If the next Labour leader is to win an election Labour must change significantly. In selecting Jeremy Corbyn to be Labour leader back in 2015, party members didn’t only consign the party to inevitable defeat while he was at the helm. They probably relegated the party to opposition for several parliaments post-Corbyn. This was their biggest miscalculation. It will take this long to detoxify the Labour brand in the eyes of the electorate. As the New Labour strategist Philip Gould wrote after defeat at the 1992 election: “Labour lost because it was still the party of the winter of discontent; union influence; strikes and inflation; disarmament; Benn and Scargill.”

It was a decade-and-a-half between the infiltration of Militant in the early Eighties and Tony Blair’s victory in 1997. Labour’s climb back to electoral credibility could take longer this time.

There is set of first principles that the Labour Party must adhere to if it is to have any hope of winning back power in the foreseeable future. Central to that is the assumption that Britain is a country that is more good than bad, both as a place to live and in its conduct around the world. This is not to ignore ill-thought out and gung-ho foreign policy decisions such as Iraq — nor to whitewash domestic issues such as inequality and xenophobia. Britain is not a bad place to live, and from its generous developmental budget to successful humanitarian interventions in places such as Kosovo and West Africa, there are examples in its recent history of British governments doing the right thing.
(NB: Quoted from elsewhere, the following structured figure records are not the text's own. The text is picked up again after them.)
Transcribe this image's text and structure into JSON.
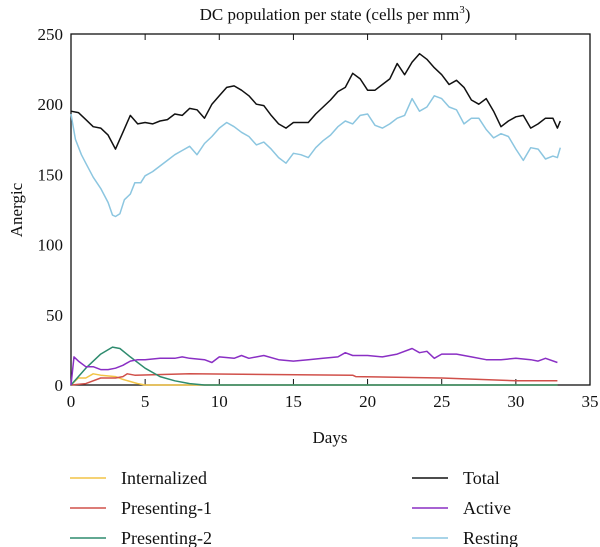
{
  "chart_data": {
    "type": "line",
    "title": "DC population per state (cells per mm",
    "title_superscript": "3",
    "title_close": ")",
    "xlabel": "Days",
    "ylabel": "Anergic",
    "xlim": [
      0,
      35
    ],
    "ylim": [
      0,
      250
    ],
    "xticks": [
      0,
      5,
      10,
      15,
      20,
      25,
      30,
      35
    ],
    "yticks": [
      0,
      50,
      100,
      150,
      200,
      250
    ],
    "grid": false,
    "legend_position": "bottom",
    "series": [
      {
        "name": "Internalized",
        "color": "#f2c447",
        "points": [
          [
            0,
            0
          ],
          [
            0.5,
            5
          ],
          [
            1,
            5
          ],
          [
            1.5,
            8
          ],
          [
            2,
            7
          ],
          [
            3,
            6
          ],
          [
            3.5,
            4
          ],
          [
            4.5,
            1
          ],
          [
            5,
            0
          ],
          [
            32.8,
            0
          ]
        ]
      },
      {
        "name": "Presenting-1",
        "color": "#d0504a",
        "points": [
          [
            0,
            0
          ],
          [
            1,
            1
          ],
          [
            2,
            5
          ],
          [
            3,
            5
          ],
          [
            3.5,
            6
          ],
          [
            3.8,
            8
          ],
          [
            4.3,
            7
          ],
          [
            8,
            8
          ],
          [
            19,
            7
          ],
          [
            19.2,
            6
          ],
          [
            25,
            5
          ],
          [
            30,
            3
          ],
          [
            32.8,
            3
          ]
        ]
      },
      {
        "name": "Presenting-2",
        "color": "#2e8b6e",
        "points": [
          [
            0,
            0
          ],
          [
            1,
            12
          ],
          [
            2,
            22
          ],
          [
            2.8,
            27
          ],
          [
            3.3,
            26
          ],
          [
            4,
            20
          ],
          [
            5,
            12
          ],
          [
            6,
            6
          ],
          [
            7,
            3
          ],
          [
            8,
            1
          ],
          [
            9,
            0
          ],
          [
            32.8,
            0
          ]
        ]
      },
      {
        "name": "Total",
        "color": "#111111",
        "points": [
          [
            0,
            195
          ],
          [
            0.5,
            194
          ],
          [
            1,
            189
          ],
          [
            1.5,
            184
          ],
          [
            2,
            183
          ],
          [
            2.5,
            178
          ],
          [
            3,
            168
          ],
          [
            3.5,
            180
          ],
          [
            4,
            192
          ],
          [
            4.5,
            186
          ],
          [
            5,
            187
          ],
          [
            5.5,
            186
          ],
          [
            6,
            188
          ],
          [
            6.5,
            189
          ],
          [
            7,
            193
          ],
          [
            7.5,
            192
          ],
          [
            8,
            197
          ],
          [
            8.5,
            196
          ],
          [
            9,
            190
          ],
          [
            9.5,
            200
          ],
          [
            10,
            206
          ],
          [
            10.5,
            212
          ],
          [
            11,
            213
          ],
          [
            11.5,
            210
          ],
          [
            12,
            206
          ],
          [
            12.5,
            200
          ],
          [
            13,
            199
          ],
          [
            13.5,
            192
          ],
          [
            14,
            186
          ],
          [
            14.5,
            183
          ],
          [
            15,
            187
          ],
          [
            15.5,
            187
          ],
          [
            16,
            187
          ],
          [
            16.5,
            193
          ],
          [
            17,
            198
          ],
          [
            17.5,
            203
          ],
          [
            18,
            209
          ],
          [
            18.5,
            212
          ],
          [
            19,
            222
          ],
          [
            19.5,
            218
          ],
          [
            20,
            210
          ],
          [
            20.5,
            210
          ],
          [
            21,
            214
          ],
          [
            21.5,
            218
          ],
          [
            22,
            229
          ],
          [
            22.5,
            221
          ],
          [
            23,
            230
          ],
          [
            23.5,
            236
          ],
          [
            24,
            232
          ],
          [
            24.5,
            226
          ],
          [
            25,
            221
          ],
          [
            25.5,
            214
          ],
          [
            26,
            217
          ],
          [
            26.5,
            212
          ],
          [
            27,
            203
          ],
          [
            27.5,
            200
          ],
          [
            28,
            204
          ],
          [
            28.5,
            195
          ],
          [
            29,
            184
          ],
          [
            29.5,
            188
          ],
          [
            30,
            191
          ],
          [
            30.5,
            192
          ],
          [
            31,
            183
          ],
          [
            31.5,
            186
          ],
          [
            32,
            190
          ],
          [
            32.5,
            190
          ],
          [
            32.8,
            183
          ],
          [
            33,
            188
          ]
        ]
      },
      {
        "name": "Active",
        "color": "#8a2fc4",
        "points": [
          [
            0,
            0
          ],
          [
            0.2,
            20
          ],
          [
            0.5,
            17
          ],
          [
            1,
            13
          ],
          [
            1.5,
            13
          ],
          [
            2,
            11
          ],
          [
            2.5,
            11
          ],
          [
            3,
            12
          ],
          [
            3.5,
            14
          ],
          [
            4,
            17
          ],
          [
            4.5,
            18
          ],
          [
            5,
            18
          ],
          [
            6,
            19
          ],
          [
            7,
            19
          ],
          [
            7.5,
            20
          ],
          [
            8,
            19
          ],
          [
            9,
            18
          ],
          [
            9.5,
            16
          ],
          [
            10,
            20
          ],
          [
            11,
            19
          ],
          [
            11.5,
            21
          ],
          [
            12,
            19
          ],
          [
            13,
            21
          ],
          [
            14,
            18
          ],
          [
            15,
            17
          ],
          [
            16,
            18
          ],
          [
            17,
            19
          ],
          [
            18,
            20
          ],
          [
            18.5,
            23
          ],
          [
            19,
            21
          ],
          [
            20,
            21
          ],
          [
            21,
            20
          ],
          [
            22,
            22
          ],
          [
            23,
            26
          ],
          [
            23.5,
            23
          ],
          [
            24,
            24
          ],
          [
            24.5,
            19
          ],
          [
            25,
            22
          ],
          [
            26,
            22
          ],
          [
            27,
            20
          ],
          [
            28,
            18
          ],
          [
            29,
            18
          ],
          [
            30,
            19
          ],
          [
            31,
            18
          ],
          [
            31.5,
            17
          ],
          [
            32,
            19
          ],
          [
            32.8,
            16
          ]
        ]
      },
      {
        "name": "Resting",
        "color": "#8cc6e0",
        "points": [
          [
            0,
            193
          ],
          [
            0.3,
            175
          ],
          [
            0.7,
            164
          ],
          [
            1,
            158
          ],
          [
            1.5,
            148
          ],
          [
            2,
            140
          ],
          [
            2.5,
            130
          ],
          [
            2.8,
            121
          ],
          [
            3,
            120
          ],
          [
            3.3,
            122
          ],
          [
            3.6,
            132
          ],
          [
            4,
            136
          ],
          [
            4.3,
            144
          ],
          [
            4.7,
            144
          ],
          [
            5,
            149
          ],
          [
            5.5,
            152
          ],
          [
            6,
            156
          ],
          [
            6.5,
            160
          ],
          [
            7,
            164
          ],
          [
            7.5,
            167
          ],
          [
            8,
            170
          ],
          [
            8.5,
            164
          ],
          [
            9,
            172
          ],
          [
            9.5,
            177
          ],
          [
            10,
            183
          ],
          [
            10.5,
            187
          ],
          [
            11,
            184
          ],
          [
            11.5,
            180
          ],
          [
            12,
            177
          ],
          [
            12.5,
            171
          ],
          [
            13,
            173
          ],
          [
            13.5,
            168
          ],
          [
            14,
            162
          ],
          [
            14.5,
            158
          ],
          [
            15,
            165
          ],
          [
            15.5,
            164
          ],
          [
            16,
            162
          ],
          [
            16.5,
            169
          ],
          [
            17,
            174
          ],
          [
            17.5,
            178
          ],
          [
            18,
            184
          ],
          [
            18.5,
            188
          ],
          [
            19,
            186
          ],
          [
            19.5,
            192
          ],
          [
            20,
            193
          ],
          [
            20.5,
            185
          ],
          [
            21,
            183
          ],
          [
            21.5,
            186
          ],
          [
            22,
            190
          ],
          [
            22.5,
            192
          ],
          [
            23,
            204
          ],
          [
            23.5,
            195
          ],
          [
            24,
            198
          ],
          [
            24.5,
            206
          ],
          [
            25,
            204
          ],
          [
            25.5,
            198
          ],
          [
            26,
            196
          ],
          [
            26.5,
            186
          ],
          [
            27,
            190
          ],
          [
            27.5,
            190
          ],
          [
            28,
            182
          ],
          [
            28.5,
            176
          ],
          [
            29,
            179
          ],
          [
            29.5,
            177
          ],
          [
            30,
            168
          ],
          [
            30.5,
            160
          ],
          [
            31,
            169
          ],
          [
            31.5,
            168
          ],
          [
            32,
            161
          ],
          [
            32.5,
            163
          ],
          [
            32.8,
            162
          ],
          [
            33,
            169
          ]
        ]
      }
    ]
  }
}
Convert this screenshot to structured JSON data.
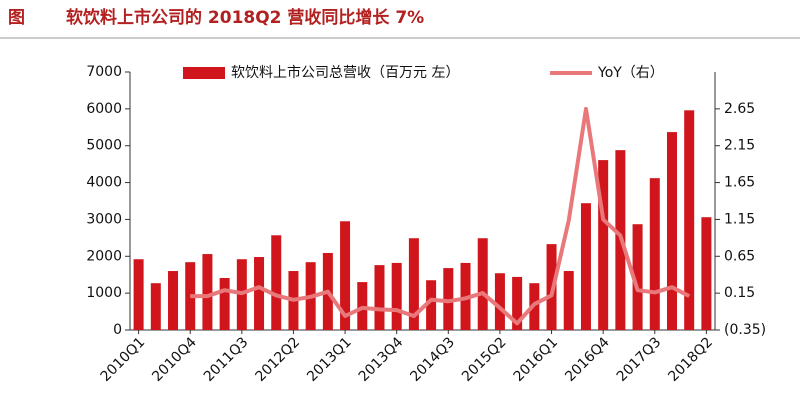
{
  "fig_label": "图",
  "chart_data": {
    "type": "bar_line",
    "title": "软饮料上市公司的 2018Q2 营收同比增长 7%",
    "categories": [
      "2010Q1",
      null,
      null,
      "2010Q4",
      null,
      null,
      "2011Q3",
      null,
      null,
      "2012Q2",
      null,
      null,
      "2013Q1",
      null,
      null,
      "2013Q4",
      null,
      null,
      "2014Q3",
      null,
      null,
      "2015Q2",
      null,
      null,
      "2016Q1",
      null,
      null,
      "2016Q4",
      null,
      null,
      "2017Q3",
      null,
      null,
      "2018Q2"
    ],
    "series": [
      {
        "name": "软饮料上市公司总营收（百万元 左）",
        "type": "bar",
        "color": "#d0161c",
        "values": [
          1920,
          1270,
          1600,
          1840,
          2060,
          1410,
          1920,
          1980,
          2570,
          1600,
          1840,
          2090,
          2950,
          1300,
          1760,
          1820,
          2490,
          1350,
          1680,
          1820,
          2490,
          1540,
          1440,
          1270,
          2330,
          1600,
          3440,
          4610,
          4880,
          2870,
          4120,
          5370,
          5960,
          3060
        ]
      },
      {
        "name": "YoY（右）",
        "type": "line",
        "axis": "y2",
        "color": "#e9787a",
        "values": [
          null,
          null,
          null,
          0.11,
          0.11,
          0.19,
          0.15,
          0.23,
          0.12,
          0.06,
          0.1,
          0.17,
          -0.16,
          -0.05,
          -0.07,
          -0.08,
          -0.16,
          0.06,
          0.04,
          0.08,
          0.15,
          -0.05,
          -0.26,
          0.0,
          0.12,
          1.14,
          2.65,
          1.15,
          0.93,
          0.19,
          0.16,
          0.23,
          0.11,
          null
        ]
      }
    ],
    "ylim": [
      0,
      7000
    ],
    "yticks": [
      0,
      1000,
      2000,
      3000,
      4000,
      5000,
      6000,
      7000
    ],
    "y2lim": [
      -0.35,
      3.15
    ],
    "y2ticks": [
      {
        "value": -0.35,
        "label": "(0.35)"
      },
      0.15,
      0.65,
      1.15,
      1.65,
      2.15,
      2.65
    ],
    "grid": false
  }
}
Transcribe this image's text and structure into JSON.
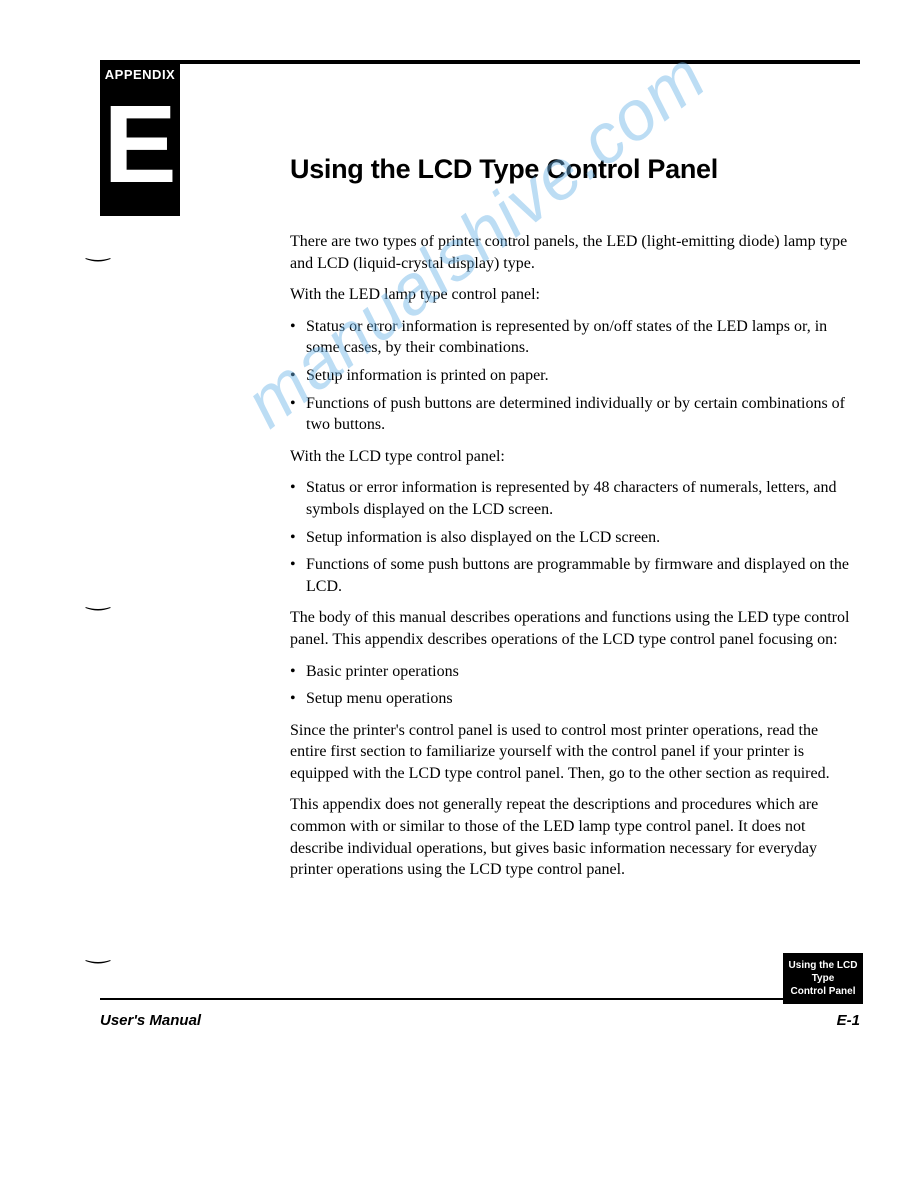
{
  "appendix": {
    "label": "APPENDIX",
    "letter": "E"
  },
  "title": "Using the LCD Type Control Panel",
  "para1": "There are two types of printer control panels, the LED (light-emitting diode) lamp type and LCD (liquid-crystal display) type.",
  "para2": "With the LED lamp type control panel:",
  "led_bullets": [
    "Status or error information is represented by on/off states of the LED lamps or, in some cases, by their combinations.",
    "Setup information is printed on paper.",
    "Functions of push buttons are determined individually or by certain combinations of two buttons."
  ],
  "para3": "With the LCD type control panel:",
  "lcd_bullets": [
    "Status or error information is represented by 48 characters of numerals, letters, and symbols displayed on the LCD screen.",
    "Setup information is also displayed on the LCD screen.",
    "Functions of some push buttons are programmable by firmware and displayed on the LCD."
  ],
  "para4": "The body of this manual describes operations and functions using the LED type control panel. This appendix describes operations of the LCD type control panel focusing on:",
  "focus_bullets": [
    "Basic printer operations",
    "Setup menu operations"
  ],
  "para5": "Since the printer's control panel is used to control most printer operations, read the entire first section to familiarize yourself with the control panel if your printer is equipped with the LCD type control panel. Then, go to the other section as required.",
  "para6": "This appendix does not generally repeat the descriptions and procedures which are common with or similar to those of the LED lamp type control panel. It does not describe individual operations, but gives basic information necessary for everyday printer operations using the LCD type control panel.",
  "side_tab": {
    "line1": "Using the LCD Type",
    "line2": "Control Panel"
  },
  "footer": {
    "left": "User's Manual",
    "right": "E-1"
  },
  "watermark": "manualshive.com",
  "colors": {
    "text": "#000000",
    "background": "#ffffff",
    "watermark": "#6db4e8"
  },
  "typography": {
    "title_font": "Arial",
    "title_size_pt": 20,
    "body_font": "Georgia",
    "body_size_pt": 12
  }
}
There is a lot more to do of course. There always is. Britain’s obsequious relationship with Saudi Arabia is an easy target for the ire of Labour activists but an appropriate one. As is China, whose human rights abuses the British government seems increasingly willing to overlook for the sake of economic expediency.

But whenever such matters are discussed some perspective is required. And this will not be forthcoming for as long as Labour adheres — even tangentially — to the fly-blown notions that animate Corbyn’s worldview. A break with these sclerotic doctrines is required. And a break with them will do more for Labour’s chances with the British people than any convoluted attempt to forge a gimmicky ‘progressive’ patriotism.

Patriotism needn’t be flashy or tub-thumping. But it does begin with the belief that one’s own country is more good than bad, more right than wrong.


James Bloodworth is a journalist and author of Hired: Six Months Undercover in Low-Wage Britain, which was longlisted for the Orwell Prize 2019.